Forbes to help lead kidney, pancreas transplant program

Rachel Forbes, MD, MBA, assistant professor of Surgery, has been appointed associate chief of the Division of Kidney and Pancreas Transplantation.

 

by Matt Batcheldor

Rachel Forbes, MD, MBA, assistant professor of Surgery, has been appointed associate chief of the Division of Kidney and Pancreas Transplantation.

Rachel Forbes, MD, MBA

In her new position, Forbes will work to promote the Vanderbilt Transplant Center’s innovative and specialized transplant programs by increasing physician-led outreach to referring providers, said David Shaffer, MD, professor of Surgery and chief of Kidney and Pancreas Transplant. She will continue the center’s work to expand access to kidney transplantation including use of hepatitis C positive kidney donors, telemedicine for referral and waitlist patients and kidney paired donation.

“Dr. Forbes is a rising star both in the Vanderbilt Department of Surgery and nationally in the field of kidney transplantation,” Shaffer said. “She is known as the consummate team player and collaborator who easily reaches across disciplines in the Transplant Center and the Medical Center to accomplish our goals.”

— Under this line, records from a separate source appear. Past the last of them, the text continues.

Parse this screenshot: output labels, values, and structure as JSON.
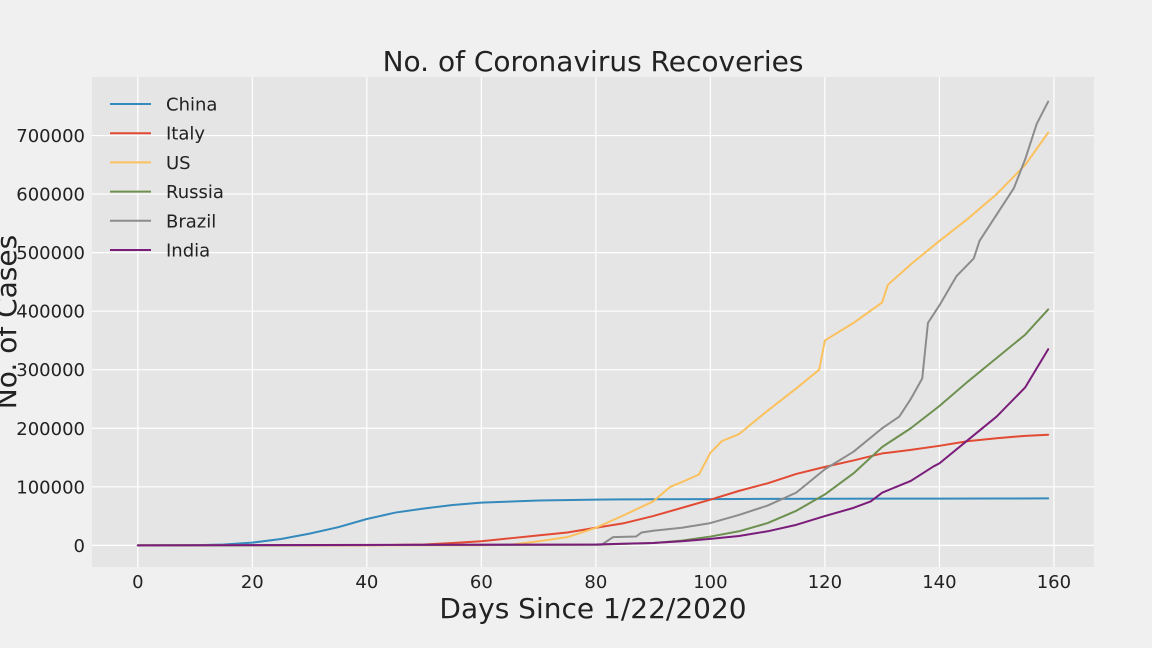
{
  "chart_data": {
    "type": "line",
    "title": "No. of Coronavirus Recoveries",
    "xlabel": "Days Since 1/22/2020",
    "ylabel": "No. of Cases",
    "xlim": [
      -8,
      167
    ],
    "ylim": [
      -37000,
      800000
    ],
    "xticks": [
      0,
      20,
      40,
      60,
      80,
      100,
      120,
      140,
      160
    ],
    "yticks": [
      0,
      100000,
      200000,
      300000,
      400000,
      500000,
      600000,
      700000
    ],
    "grid": true,
    "legend_position": "top-left",
    "series": [
      {
        "name": "China",
        "color": "#348abd",
        "points": [
          [
            0,
            28
          ],
          [
            10,
            250
          ],
          [
            15,
            1500
          ],
          [
            20,
            4600
          ],
          [
            25,
            10800
          ],
          [
            30,
            20000
          ],
          [
            35,
            31000
          ],
          [
            40,
            45000
          ],
          [
            45,
            56000
          ],
          [
            50,
            63000
          ],
          [
            55,
            69000
          ],
          [
            60,
            73000
          ],
          [
            70,
            76500
          ],
          [
            80,
            78000
          ],
          [
            85,
            78500
          ],
          [
            90,
            78700
          ],
          [
            100,
            79000
          ],
          [
            110,
            79300
          ],
          [
            120,
            79500
          ],
          [
            130,
            79700
          ],
          [
            140,
            79800
          ],
          [
            150,
            80000
          ],
          [
            159,
            80200
          ]
        ]
      },
      {
        "name": "Italy",
        "color": "#e24a33",
        "points": [
          [
            0,
            0
          ],
          [
            30,
            0
          ],
          [
            40,
            46
          ],
          [
            50,
            1500
          ],
          [
            55,
            4000
          ],
          [
            60,
            7000
          ],
          [
            65,
            12000
          ],
          [
            70,
            17000
          ],
          [
            75,
            22000
          ],
          [
            80,
            30000
          ],
          [
            85,
            38000
          ],
          [
            90,
            50000
          ],
          [
            95,
            64000
          ],
          [
            100,
            78000
          ],
          [
            105,
            93000
          ],
          [
            110,
            106000
          ],
          [
            115,
            122000
          ],
          [
            120,
            134000
          ],
          [
            125,
            145000
          ],
          [
            130,
            157000
          ],
          [
            135,
            163000
          ],
          [
            140,
            170000
          ],
          [
            145,
            178000
          ],
          [
            150,
            183000
          ],
          [
            155,
            187000
          ],
          [
            159,
            189000
          ]
        ]
      },
      {
        "name": "US",
        "color": "#fbc15e",
        "points": [
          [
            0,
            0
          ],
          [
            60,
            100
          ],
          [
            65,
            1000
          ],
          [
            70,
            7000
          ],
          [
            75,
            14000
          ],
          [
            80,
            30000
          ],
          [
            85,
            52000
          ],
          [
            90,
            75000
          ],
          [
            93,
            100000
          ],
          [
            95,
            108000
          ],
          [
            98,
            121000
          ],
          [
            100,
            158000
          ],
          [
            102,
            178000
          ],
          [
            105,
            190000
          ],
          [
            110,
            230000
          ],
          [
            115,
            268000
          ],
          [
            119,
            300000
          ],
          [
            120,
            350000
          ],
          [
            125,
            380000
          ],
          [
            130,
            415000
          ],
          [
            131,
            445000
          ],
          [
            135,
            480000
          ],
          [
            140,
            520000
          ],
          [
            145,
            558000
          ],
          [
            150,
            600000
          ],
          [
            155,
            650000
          ],
          [
            159,
            705000
          ]
        ]
      },
      {
        "name": "Russia",
        "color": "#6d904f",
        "points": [
          [
            0,
            0
          ],
          [
            80,
            1000
          ],
          [
            90,
            4000
          ],
          [
            95,
            8000
          ],
          [
            100,
            15000
          ],
          [
            105,
            24000
          ],
          [
            110,
            38000
          ],
          [
            115,
            59000
          ],
          [
            120,
            87000
          ],
          [
            125,
            123000
          ],
          [
            130,
            168000
          ],
          [
            135,
            200000
          ],
          [
            140,
            238000
          ],
          [
            145,
            280000
          ],
          [
            150,
            320000
          ],
          [
            155,
            360000
          ],
          [
            159,
            403000
          ]
        ]
      },
      {
        "name": "Brazil",
        "color": "#8c8c8c",
        "points": [
          [
            0,
            0
          ],
          [
            80,
            1000
          ],
          [
            81,
            1000
          ],
          [
            83,
            14000
          ],
          [
            87,
            15000
          ],
          [
            88,
            22000
          ],
          [
            90,
            25000
          ],
          [
            95,
            30000
          ],
          [
            100,
            38000
          ],
          [
            105,
            52000
          ],
          [
            110,
            68000
          ],
          [
            115,
            90000
          ],
          [
            120,
            130000
          ],
          [
            125,
            160000
          ],
          [
            130,
            200000
          ],
          [
            133,
            220000
          ],
          [
            135,
            250000
          ],
          [
            137,
            285000
          ],
          [
            138,
            380000
          ],
          [
            140,
            410000
          ],
          [
            143,
            460000
          ],
          [
            146,
            490000
          ],
          [
            147,
            520000
          ],
          [
            150,
            565000
          ],
          [
            153,
            610000
          ],
          [
            155,
            660000
          ],
          [
            157,
            720000
          ],
          [
            159,
            758000
          ]
        ]
      },
      {
        "name": "India",
        "color": "#7a1d7a",
        "points": [
          [
            0,
            0
          ],
          [
            80,
            1500
          ],
          [
            90,
            4000
          ],
          [
            95,
            7000
          ],
          [
            100,
            11000
          ],
          [
            105,
            16000
          ],
          [
            110,
            24000
          ],
          [
            115,
            35000
          ],
          [
            120,
            50000
          ],
          [
            125,
            64000
          ],
          [
            128,
            75000
          ],
          [
            130,
            90000
          ],
          [
            135,
            110000
          ],
          [
            139,
            135000
          ],
          [
            140,
            140000
          ],
          [
            145,
            180000
          ],
          [
            150,
            220000
          ],
          [
            155,
            270000
          ],
          [
            159,
            335000
          ]
        ]
      }
    ]
  }
}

Forbes is a graduate of Vanderbilt University, receiving her Bachelor of Science in 2001 and her medical degree in 2005. She completed a general surgery residency here in 2010 and transplant and surgical critical care fellowships at the Ohio State University Medical Center before joining VUMC’s Division of Kidney and Pancreas Transplantation in 2013.

Since December 2016, Forbes has been surgical director of the Living Kidney Donor Program, where she has been instrumental in reorganizing and streamlining the donor evaluation workflow, resulting in a significant increase in living donor transplants. She has also led VUMC’s paired donor exchange program, leading to additional living donor transplants.

She has active clinical research collaborations with Vanderbilt nephrologists — in the development of an artificial kidney with William Fissell IV, MD, associate professor of Medicine and Biomedical Engineering; and regarding the APOL1 gene and kidney transplantation with Kelly Birdwell, MD, MSCI, assistant professor of Medicine.

Active in surgical education with residents, Forbes was given the Chair’s Faculty Excellence in Teaching award in June 2018. She also works with transplant fellows, serving as associate program director for the recently created transplant surgery fellowship.

“Dr. Forbes is an outstanding member of our surgical faculty in the Department of Surgery and Division of Kidney and Pancreas Transplantation,” said Carmen Solórzano, MD, professor of Surgery, chief of the Division of Surgical Oncology and Endocrine Surgery and interim chair of Vanderbilt’s Department of Surgery.

“She has championed innovative ways to increase access and timeliness of patient evaluation for kidney transplantation at Vanderbilt. She is a superb and respected teacher and an innovative researcher. I am thrilled to see Dr. Forbes assuming a larger leadership position in our department.”